19.08.2008 | aktual.: 19.08.2008 15:53
_ We wszystkich z nas płynie ta sama egipska krew. Jeśli motywacją dla tego kroku był zakaz handlu organami do przeszczepów, nie zgadzamy się, ponieważ może dochodzić do niego między wiernymi w obrębie tej samej religii_ - powiedział rzecznik Kościoła koptyjskiego biskup Marcos.
Decyzja Związku Lekarzy, według niego "bardzo poważna", może prowadzić do zakazu oddawania krwi dla wyznawców drugiej religii lub utrudnienia badań chorego innego wyznania przez lekarza. Obawiamy się, że w przyszłości będą osobne szpitale dla chrześcijan i osobne dla muzułmanów - powiedział.
Koptowie stanowią 10% 76-milionowej ludności Egiptu.
Instrukcje Związku Lekarzy, zdominowanego przez radykalne Bractwo Muzułmańskie, zabraniają donacji organów między chrześcijanami a muzułmanami. Za złamanie zakazu lekarz ma być karany przez związek.
Ma to chronić biednych muzułmanów i bogatych chrześcijan, którzy kupują od nich organy - wyjaśnił szef Związku Lekarzy Hamdi el-Sajed. Zakaz ma na celu według niego "przeszkodzenie tym, którzy chcą zarobić na chorych i ograbić ich z narządów".

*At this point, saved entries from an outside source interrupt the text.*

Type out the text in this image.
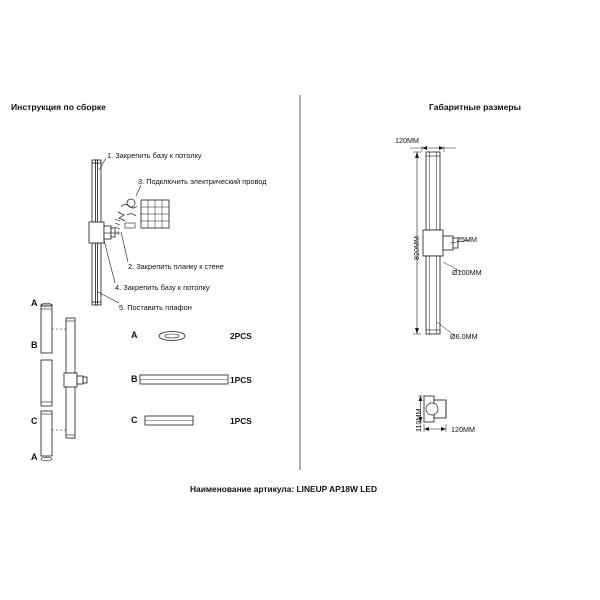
Инструкция по сборке	Габаритные размеры
1. Закрепить базу к потолку
3. Подключить электрический провод
2. Закрепить планку к стене
4. Закрепить базу к потолку
5. Поставить плафон
A
B
C
A
A	2PCS
B	1PCS
C	1PCS
120MM
820MM	25MM
Ø100MM
Ø6.0MM
110MM	120MM
Наименование артикула: LINEUP AP18W LED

Zakaz postanowiła zaskarżyć przed sądem w Kairze egipska organizacja zajmująca się prawami człowieka. Kierujący nią adwokat Naguib Gibrael o wprowadzenie zakazu oskarża Bractwo Muzułmańskie, które sprawuje "silną kontrolę nad Związkiem Lekarzy".
Zdaniem części ulemów z najsłynniejszej uczelni teologicznej w świecie muzułmańskim, Al-Azharu, zakaz doprowadzi do nasilenia w Egipcie napięć między obu społecznościami.
Ostatnio dochodzi tam do starć na tle wyznaniowym. Najpoważniejsze miały miejsce w czerwcu w klasztorze Abu Fana w Górnym Egipcie, kiedy podczas ataku muzułmanów siedmiu zakonników zostało rannych.
Bractwo Muzułmańskie, powstałe w Egipcie w 1928 roku, zostało formalnie zakazane w 1954 roku. W praktyce jednak umacnia swe wpływy za pośrednictwem różnego rodzaju agend i stowarzyszeń.